If you’re a Type A personality, you have a need to stay on top of all the key details of what’s happening in your business – it’s what you feel is a necessary part of being in charge. While many CEOs and executives at mid-market companies have succeeded in part due to their Type A personality traits, there’s a clear point where those traits can work against you.
The problem occurs most noticeably when there is a need for delegation.
Delegation Takes Conscious Effort
Early in my career, I wasn’t good at delegating. I preferred to do the work myself. As I became a more experienced CEO and surrounded myself with more and more capable people, I became more comfortable (although still cautious and reluctant) with delegating key tasks.
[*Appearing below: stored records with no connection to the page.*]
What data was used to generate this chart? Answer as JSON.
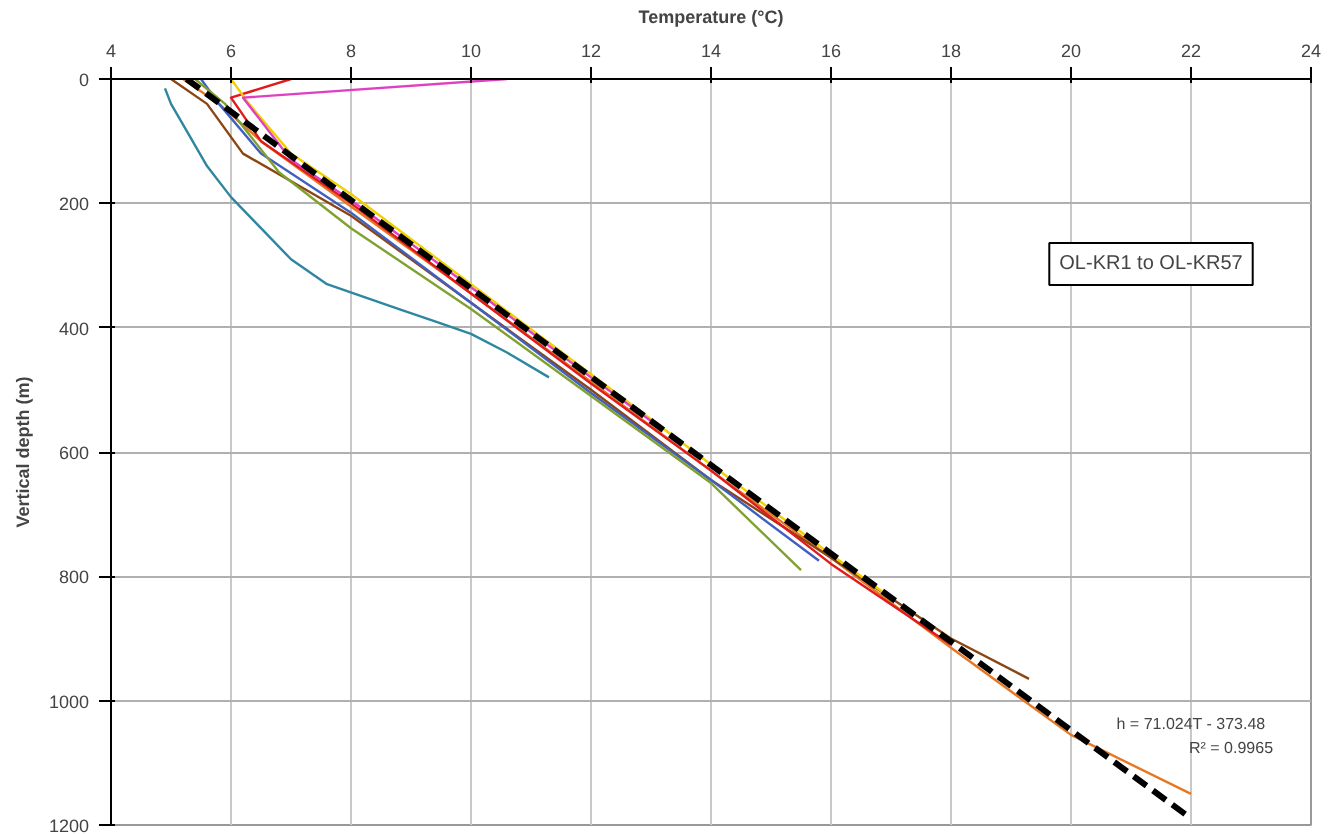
{
  "chart_data": {
    "type": "line",
    "xlabel": "Temperature (°C)",
    "ylabel": "Vertical depth (m)",
    "xlim": [
      4,
      24
    ],
    "xticks": [
      4,
      6,
      8,
      10,
      12,
      14,
      16,
      18,
      20,
      22,
      24
    ],
    "ylim": [
      1200,
      0
    ],
    "yticks": [
      0,
      200,
      400,
      600,
      800,
      1000,
      1200
    ],
    "grid": true,
    "marker": "none",
    "line_style": "solid",
    "annotations": [
      "OL-KR1 to OL-KR57",
      "h = 71.024T - 373.48",
      "R² = 0.9965"
    ],
    "series": [
      {
        "color": "#2e86a0",
        "x": [
          4.9,
          5.0,
          5.3,
          5.6,
          6.0,
          6.5,
          7.0,
          7.6,
          8.2,
          8.8,
          9.4,
          10.0,
          10.6,
          11.3
        ],
        "values": [
          15,
          40,
          90,
          140,
          190,
          240,
          290,
          330,
          350,
          370,
          390,
          410,
          440,
          480
        ]
      },
      {
        "color": "#e87722",
        "x": [
          5.2,
          5.8,
          6.5,
          8,
          10,
          12,
          14,
          16,
          18,
          20,
          22
        ],
        "values": [
          0,
          40,
          100,
          205,
          345,
          487,
          630,
          770,
          915,
          1055,
          1150
        ]
      },
      {
        "color": "#8b4513",
        "x": [
          5.0,
          5.6,
          6.2,
          8,
          10,
          12,
          14,
          16,
          18,
          19.3
        ],
        "values": [
          0,
          40,
          120,
          220,
          360,
          500,
          645,
          770,
          900,
          965
        ]
      },
      {
        "color": "#e31a1c",
        "x": [
          7.0,
          6.0,
          6.5,
          8,
          10,
          12,
          14,
          16,
          18
        ],
        "values": [
          0,
          30,
          100,
          200,
          345,
          490,
          630,
          780,
          910
        ]
      },
      {
        "color": "#f0d000",
        "x": [
          6.0,
          6.3,
          7,
          8,
          10,
          12,
          14,
          16,
          17
        ],
        "values": [
          0,
          40,
          120,
          185,
          330,
          475,
          620,
          765,
          835
        ]
      },
      {
        "color": "#4060c0",
        "x": [
          5.5,
          5.8,
          6.5,
          8,
          10,
          12,
          14,
          15.8
        ],
        "values": [
          0,
          40,
          120,
          215,
          360,
          505,
          645,
          775
        ]
      },
      {
        "color": "#e040c0",
        "x": [
          10.6,
          6.2,
          7,
          8,
          10,
          12,
          13
        ],
        "values": [
          0,
          30,
          130,
          195,
          335,
          480,
          550
        ]
      },
      {
        "color": "#80a030",
        "x": [
          5.4,
          5.9,
          6.8,
          8,
          10,
          12,
          14,
          15.5
        ],
        "values": [
          0,
          40,
          150,
          240,
          370,
          510,
          650,
          790
        ]
      },
      {
        "type": "line",
        "color": "#000000",
        "line_style": "dashed",
        "x": [
          5.26,
          21.95
        ],
        "values": [
          0,
          1186
        ]
      }
    ]
  }
}
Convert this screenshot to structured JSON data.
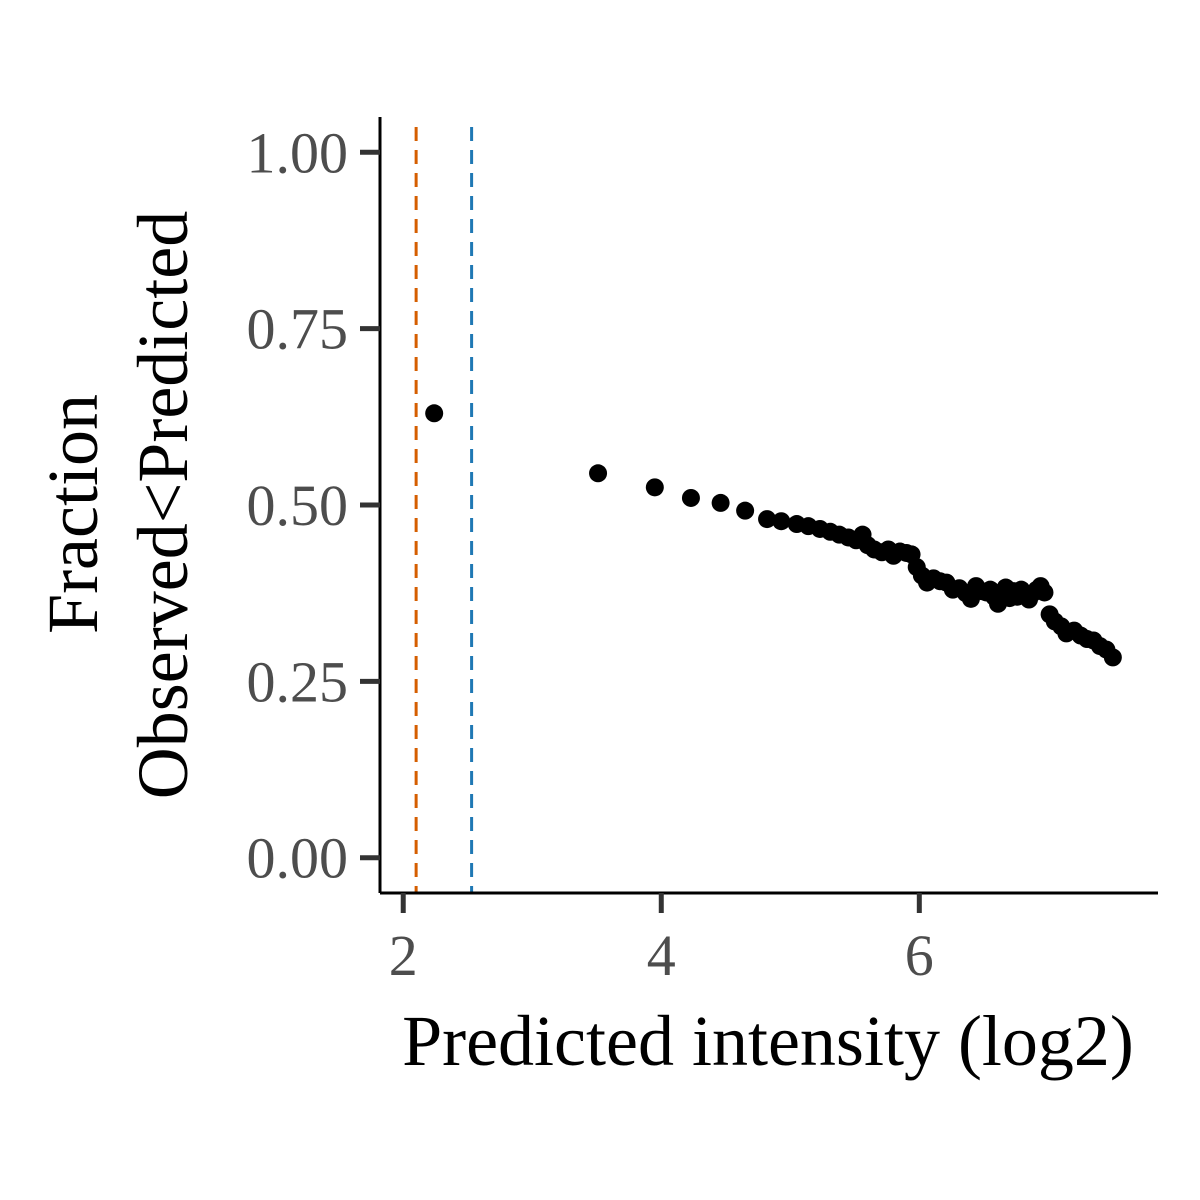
{
  "chart_data": {
    "type": "scatter",
    "xlabel": "Predicted intensity (log2)",
    "ylabel_lines": [
      "Fraction",
      "Observed<Predicted"
    ],
    "xlim": [
      1.82,
      7.85
    ],
    "ylim": [
      -0.05,
      1.05
    ],
    "x_ticks": [
      2,
      4,
      6
    ],
    "x_tick_labels": [
      "2",
      "4",
      "6"
    ],
    "y_ticks": [
      0,
      0.25,
      0.5,
      0.75,
      1
    ],
    "y_tick_labels": [
      "0.00",
      "0.25",
      "0.50",
      "0.75",
      "1.00"
    ],
    "vlines": [
      {
        "x": 2.1,
        "color": "#D55E00"
      },
      {
        "x": 2.53,
        "color": "#1F78B4"
      }
    ],
    "point_color": "#000000",
    "grid": false,
    "legend": false,
    "points": [
      [
        2.24,
        0.63
      ],
      [
        3.51,
        0.545
      ],
      [
        3.95,
        0.525
      ],
      [
        4.23,
        0.51
      ],
      [
        4.46,
        0.503
      ],
      [
        4.65,
        0.492
      ],
      [
        4.82,
        0.48
      ],
      [
        4.93,
        0.477
      ],
      [
        5.05,
        0.473
      ],
      [
        5.14,
        0.47
      ],
      [
        5.23,
        0.466
      ],
      [
        5.31,
        0.462
      ],
      [
        5.38,
        0.458
      ],
      [
        5.45,
        0.454
      ],
      [
        5.51,
        0.45
      ],
      [
        5.56,
        0.458
      ],
      [
        5.6,
        0.443
      ],
      [
        5.65,
        0.437
      ],
      [
        5.71,
        0.433
      ],
      [
        5.76,
        0.437
      ],
      [
        5.8,
        0.428
      ],
      [
        5.85,
        0.434
      ],
      [
        5.9,
        0.432
      ],
      [
        5.94,
        0.43
      ],
      [
        5.98,
        0.412
      ],
      [
        6.02,
        0.4
      ],
      [
        6.06,
        0.39
      ],
      [
        6.11,
        0.396
      ],
      [
        6.16,
        0.392
      ],
      [
        6.21,
        0.39
      ],
      [
        6.26,
        0.38
      ],
      [
        6.31,
        0.382
      ],
      [
        6.36,
        0.375
      ],
      [
        6.4,
        0.367
      ],
      [
        6.44,
        0.385
      ],
      [
        6.48,
        0.378
      ],
      [
        6.52,
        0.376
      ],
      [
        6.55,
        0.38
      ],
      [
        6.58,
        0.37
      ],
      [
        6.61,
        0.36
      ],
      [
        6.64,
        0.373
      ],
      [
        6.67,
        0.383
      ],
      [
        6.7,
        0.368
      ],
      [
        6.73,
        0.378
      ],
      [
        6.76,
        0.37
      ],
      [
        6.79,
        0.38
      ],
      [
        6.82,
        0.372
      ],
      [
        6.85,
        0.366
      ],
      [
        6.88,
        0.375
      ],
      [
        6.91,
        0.38
      ],
      [
        6.94,
        0.385
      ],
      [
        6.97,
        0.376
      ],
      [
        7.01,
        0.345
      ],
      [
        7.05,
        0.335
      ],
      [
        7.1,
        0.328
      ],
      [
        7.14,
        0.318
      ],
      [
        7.2,
        0.322
      ],
      [
        7.25,
        0.315
      ],
      [
        7.3,
        0.31
      ],
      [
        7.35,
        0.308
      ],
      [
        7.4,
        0.3
      ],
      [
        7.45,
        0.295
      ],
      [
        7.5,
        0.284
      ]
    ]
  }
}
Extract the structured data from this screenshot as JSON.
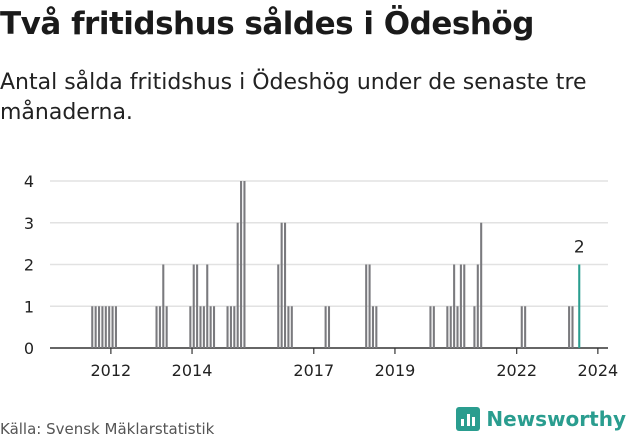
{
  "header": {
    "title": "Två fritidshus såldes i Ödeshög",
    "subtitle": "Antal sålda fritidshus i Ödeshög under de senaste tre månaderna."
  },
  "footer": {
    "source": "Källa: Svensk Mäklarstatistik",
    "brand": "Newsworthy"
  },
  "colors": {
    "bar": "#7a7a7e",
    "highlight": "#2a9d8f",
    "grid": "#e2e2e2",
    "axis": "#333333"
  },
  "chart_data": {
    "type": "bar",
    "title": "Två fritidshus såldes i Ödeshög",
    "xlabel": "",
    "ylabel": "",
    "ylim": [
      0,
      4
    ],
    "yticks": [
      0,
      1,
      2,
      3,
      4
    ],
    "xticks": [
      "2012",
      "2014",
      "2017",
      "2019",
      "2022",
      "2024"
    ],
    "x_start": "2011-01",
    "x_end": "2024-09",
    "annotation": {
      "x": "2024-01",
      "value": 2,
      "label": "2"
    },
    "series": [
      {
        "name": "Sålda fritidshus",
        "x": [
          "2012-01",
          "2012-02",
          "2012-03",
          "2012-04",
          "2012-05",
          "2012-06",
          "2012-07",
          "2012-08",
          "2013-08",
          "2013-09",
          "2013-10",
          "2013-11",
          "2014-06",
          "2014-07",
          "2014-08",
          "2014-09",
          "2014-10",
          "2014-11",
          "2014-12",
          "2015-01",
          "2015-05",
          "2015-06",
          "2015-07",
          "2015-08",
          "2015-09",
          "2015-10",
          "2016-08",
          "2016-09",
          "2016-10",
          "2016-11",
          "2016-12",
          "2017-10",
          "2017-11",
          "2018-10",
          "2018-11",
          "2018-12",
          "2019-01",
          "2020-05",
          "2020-06",
          "2020-10",
          "2020-11",
          "2020-12",
          "2021-01",
          "2021-02",
          "2021-03",
          "2021-06",
          "2021-07",
          "2021-08",
          "2022-08",
          "2022-09",
          "2023-10",
          "2023-11",
          "2024-01"
        ],
        "values": [
          1,
          1,
          1,
          1,
          1,
          1,
          1,
          1,
          1,
          1,
          2,
          1,
          1,
          2,
          2,
          1,
          1,
          2,
          1,
          1,
          1,
          1,
          1,
          3,
          4,
          4,
          2,
          3,
          3,
          1,
          1,
          1,
          1,
          2,
          2,
          1,
          1,
          1,
          1,
          1,
          1,
          2,
          1,
          2,
          2,
          1,
          2,
          3,
          1,
          1,
          1,
          1,
          2
        ]
      }
    ]
  }
}
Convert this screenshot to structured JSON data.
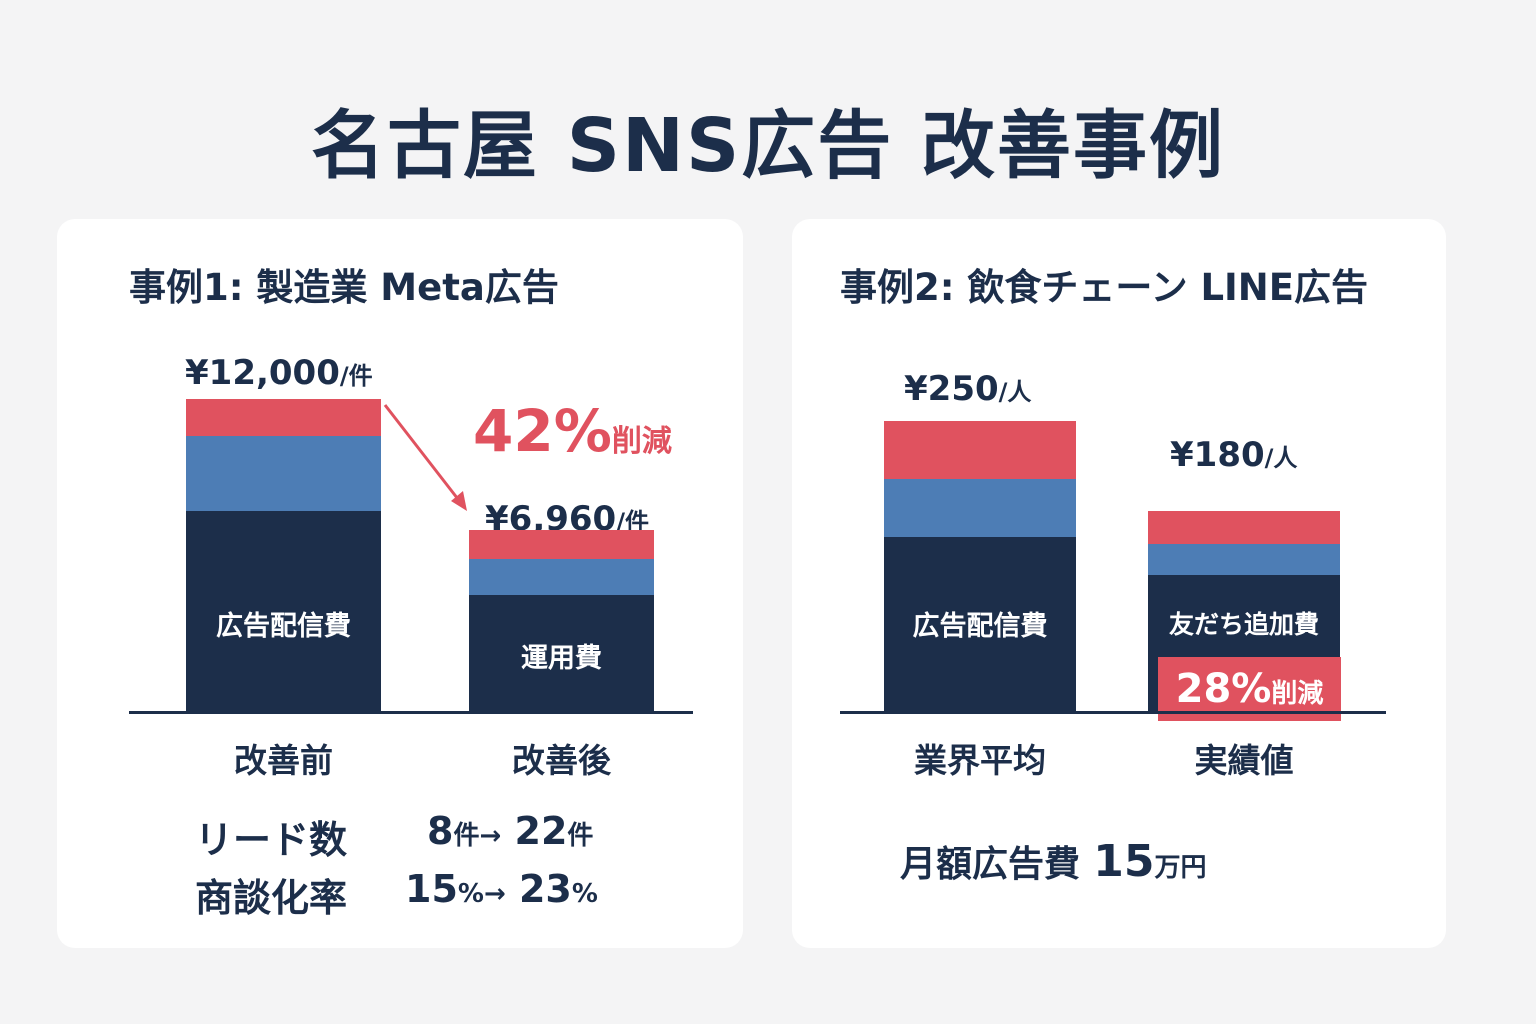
{
  "title": "名古屋 SNS広告 改善事例",
  "colors": {
    "red": "#e0525f",
    "blue": "#4d7db5",
    "navy": "#1c2e4a"
  },
  "chart_data": [
    {
      "type": "bar",
      "stacked": true,
      "title": "事例1: 製造業 Meta広告",
      "categories": [
        "改善前",
        "改善後"
      ],
      "value_labels": [
        {
          "value": "¥12,000",
          "unit": "/件"
        },
        {
          "value": "¥6,960",
          "unit": "/件"
        }
      ],
      "values": [
        12000,
        6960
      ],
      "segment_fractions": [
        [
          0.64,
          0.24,
          0.12
        ],
        [
          0.64,
          0.2,
          0.16
        ]
      ],
      "segment_labels": [
        "広告配信費",
        "運用費"
      ],
      "annotation": {
        "value": "42%",
        "text": "削減"
      },
      "metrics": [
        {
          "label": "リード数",
          "before": "8",
          "before_unit": "件",
          "arrow": "→",
          "after": "22",
          "after_unit": "件"
        },
        {
          "label": "商談化率",
          "before": "15",
          "before_unit": "%",
          "arrow": "→",
          "after": "23",
          "after_unit": "%"
        }
      ]
    },
    {
      "type": "bar",
      "stacked": true,
      "title": "事例2: 飲食チェーン LINE広告",
      "categories": [
        "業界平均",
        "実績値"
      ],
      "value_labels": [
        {
          "value": "¥250",
          "unit": "/人"
        },
        {
          "value": "¥180",
          "unit": "/人"
        }
      ],
      "values": [
        250,
        180
      ],
      "segment_fractions": [
        [
          0.6,
          0.2,
          0.2
        ],
        [
          0.65,
          0.15,
          0.16
        ]
      ],
      "segment_labels": [
        "広告配信費",
        "友だち追加費"
      ],
      "annotation": {
        "value": "28%",
        "text": "削減"
      },
      "footer": {
        "label": "月額広告費",
        "value": "15",
        "unit": "万円"
      }
    }
  ]
}
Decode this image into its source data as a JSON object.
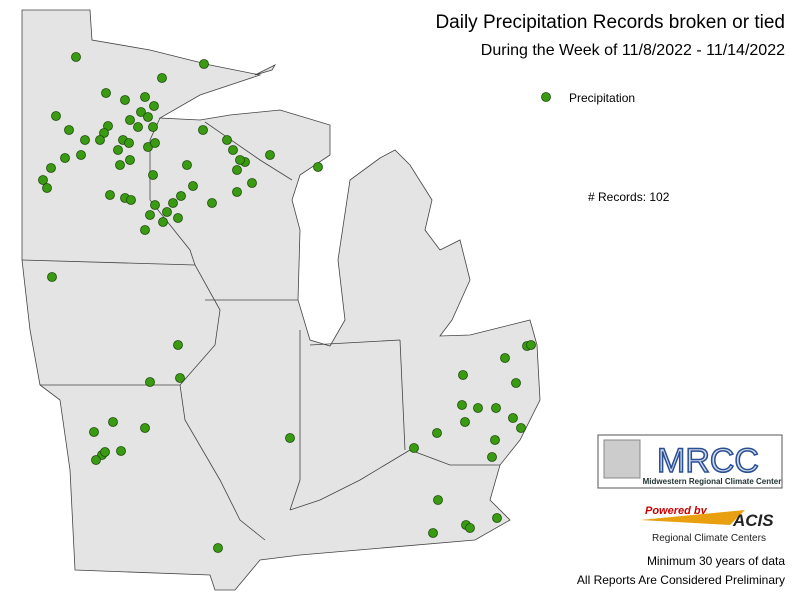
{
  "header": {
    "title": "Daily Precipitation Records broken or tied",
    "subtitle": "During the Week of 11/8/2022 - 11/14/2022"
  },
  "legend": {
    "label": "Precipitation",
    "color": "#3a9a12"
  },
  "records": "# Records: 102",
  "logo": {
    "mrcc": "MRCC",
    "mrcc_name": "Midwestern Regional Climate Center",
    "powered": "Powered by",
    "acis": "ACIS",
    "rcc": "Regional Climate Centers"
  },
  "footer": {
    "minimum": "Minimum 30 years of data",
    "note": "All Reports Are Considered Preliminary"
  }
}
My natural tendency to perform the work myself had not changed, so it was a constant, intentional effort to delegate as much as possible.
And I slowly came to realize an important lesson: a lack of delegation was actually hindering my ability to lead.
The Problem with Micromanaging
What does delegation mean?
It means giving my colleagues enough freedom to complete their work without my constant oversight and micromanagement.
Sounds simple, right? But that’s not always an easy thing for a Type A individual. We’re ambitious, organized, impatient high achievers that are focused more on the result than how we get to it. So our natural tendency is to make sure things are done the way that we think they should be done.
And that can work against our ability to lead.
It’s a Management 101 concept, but it’s very common in the mid-market. Generally nobody – especially management level people – likes to be micromanaged. Studies show that workers are happier and more productive when they’re given the autonomy to complete their work without constant, unnecessary and burdensome oversight.
When we micromanage members our team – from the front-line workers to our executive colleagues – we end up creating the perception that we’re questioning their skills, expertise and ability. They begin to resent us, and will eventually leave us for a better work environment.
If you’re a Type A with quality people on your team, rein in your natural personality tendencies and give them the space to complete their work on their own. Sometimes, that means allowing them to fail so that they can learn and improve.
This builds trust and allows them to develop their skills. They’ll be happier and more willing to follow your lead. It’s a short-term sacrifice from you that will provide long-term benefits for your career and your company.
As I’ve moved into my 40th year of work, and 25th as a CEO, I’ve also come to realize that no one looks back on their career and wishes they had done more. In every case, when interviewing retired CEOs, they tell me the single biggest thing they would have changed about their style was the understanding of how to delegate more.
Someone explained it to me this way, which really makes sense: As a leader I’m the coach; I set the strategy and call the plays, but the players have to execute.